Dzisiaj na GPW za akcje PKO BP płaci się 22,66 zł, od początku roku kurs spadł o jedną trzecią. Haitong uwzględnił w prognozie ostatnią obniżkę stopy referencyjnej przez NBP o 40 pb. do 0,1 proc.
Prognoza dużo wyższa niż oczekuje rynek
Komentarze zarządu po publikacji wyników za II kw. 2020 r. były dość optymistyczne, ale analitycy pozostają ostrożni, jeżeli chodzi o przyszłoroczne koszty ryzyka. Podstawowym scenariuszem pozostaje krótkie U-kształtne odbicie gospodarcze, mniej dotkliwe konsekwencje gospodarcze drugiej fali pandemii (która sądząc po liczbie zachorowań już się zaczęła) i brak dalszych obniżek stóp procentowych. Po uwzględnieniu obniżek stóp procentowych analitycy obniżają prognozę marży odsetkowej netto na lata 2020/21 o 4/9 proc. Oczekują, że we wspomnianym okresie marża odsetkowa netto banku spadnie o 32/21 pb. do 2,89/2,68 proc., co będzie zneutralizowane przez wysoki wzrost aktywów i większą kontrolę kosztów.
Analitycy obniżyli prognozę zysku netto na lata 2020/21 o odpowiednio 15/23 proc. do 3,02 mld PLN (spadek o 25 proc. r/r) i 3,27 mld PLN (wzrost o 8 proc. r/r). Prognozy Haitong Banku na wspominany okres różnią się od konsensusu in plus odpowiednio o 28/29 proc. W opinii analityków wynika to głównie z wysoce nieprzewidywalnych skutków pandemii, szczególnie jeżeli chodzi o wartość akcji kredytowej i poziomu ryzyka oraz różne założenia co do poziomu stóp procentowych w perspektywie średnioterminowej.
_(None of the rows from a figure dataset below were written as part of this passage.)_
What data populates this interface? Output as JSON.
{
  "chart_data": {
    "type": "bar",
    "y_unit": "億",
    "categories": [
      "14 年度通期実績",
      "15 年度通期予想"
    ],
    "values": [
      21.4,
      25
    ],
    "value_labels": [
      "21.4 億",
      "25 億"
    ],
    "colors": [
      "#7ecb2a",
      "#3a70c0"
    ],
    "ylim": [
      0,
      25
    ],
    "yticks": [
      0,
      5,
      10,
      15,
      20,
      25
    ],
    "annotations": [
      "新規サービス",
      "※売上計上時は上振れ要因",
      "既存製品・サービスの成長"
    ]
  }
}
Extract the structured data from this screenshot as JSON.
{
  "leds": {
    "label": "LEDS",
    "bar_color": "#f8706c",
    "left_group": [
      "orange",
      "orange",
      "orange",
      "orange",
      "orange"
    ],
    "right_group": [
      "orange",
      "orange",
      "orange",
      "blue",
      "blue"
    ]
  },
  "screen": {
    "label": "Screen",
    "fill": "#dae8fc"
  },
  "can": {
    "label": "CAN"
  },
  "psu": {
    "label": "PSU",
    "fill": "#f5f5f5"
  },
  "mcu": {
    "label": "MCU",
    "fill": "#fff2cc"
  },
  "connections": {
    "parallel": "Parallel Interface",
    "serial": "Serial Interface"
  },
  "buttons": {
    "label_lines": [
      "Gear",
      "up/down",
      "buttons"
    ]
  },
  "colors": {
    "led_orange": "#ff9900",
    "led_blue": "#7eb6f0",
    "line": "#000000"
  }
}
Kurs akcji PKO BP spadł w ciągu miesiąca o 2,3 proc. (mniej niż WIG-BANKI, który spadł o 3,7 proc.). Spółka na rok 2020 jest wyceniana według wskaźnika P/E na poziomie 9,6x (wobec konsensusu Bloomberga na poziomie 13,1x), co zdaniem analityków jest nieusprawiedliwione, biorąc pod uwagę silną pozycję kapitałową banku i wysoki stosunek zysku operacyjnego przed rezerwami do kredytów brutto, co pozwoli bankowi poradzić sobie z ewentualnymi wyższymi kosztami ryzyka. Analitycy obniżają cenę docelową akcji do 26,2 PLN (przy uwzględnieniu strat z tytułu portfela kredytów frankowych w wysokości 3,6 PLN na akcję, tj. 12 proc.), co oznacza 13-procentowy potencjał wzrostowy.
Obecnie główne ryzyka dla PKO BP to: różne scenariusze dotyczące sytuacji makroekonomicznej i poziomu stóp procentowych, które mogą prowadzić do niższych przychodów odsetkowych netto i wyższego kosztu ryzyka oraz spowolnić akcję kredytową, a także kwestie własnościowe, biorąc pod uwagę, że bank jest kontrolowany przez państwo.
Ostrożniejsze podejście do ryzyka
Zgodnie z oczekiwaniami PKO BP umocnił swoją pozycję w wyniku kryzysu i zyskał 2 pp. w rynku depozytów licząc od początku roku (wzrost z 22,6 do 24,6 proc.). Według słów prezesa biorąc pod uwagę obecne tempo wzrostu, osiągniecie poziomu aktywów na poziomie 400 mln PLN (wzrost o 15 proc. r/r) w 2020 r. nie jest wykluczony, ale wzrost ten musi być selektywny. To więcej niż zakłada prognoza analityków Haitong Banku, która zakłada wzrost o 391 mln PLN (+12 proc. r/r). Jednocześnie przy mniejszym apetycie na ryzyko PKO BP stracił łączny udział w rynku kredytów (spadek o 0,5 proc. r/r) za sprawą segmentu kredytów hipotecznych, gdzie bank jest nad-reprezentowany (-0,5 pp.) i korporacyjnych (-0,6 pp.), podczas gdy kredyty konsumenckie (spadek o 0,1 proc.) utrzymują się na stabilnym poziomie. Analitycy uważają, że niższe wolumeny to strategiczna decyzja, spowodowana bardziej ostrożnym podejściem do udzielania kredytów w okresie pandemii. Zdaniem analityków sytuacja powinna się unormować, kiedy perspektywy makroekonomiczne staną się bardziej stabilne.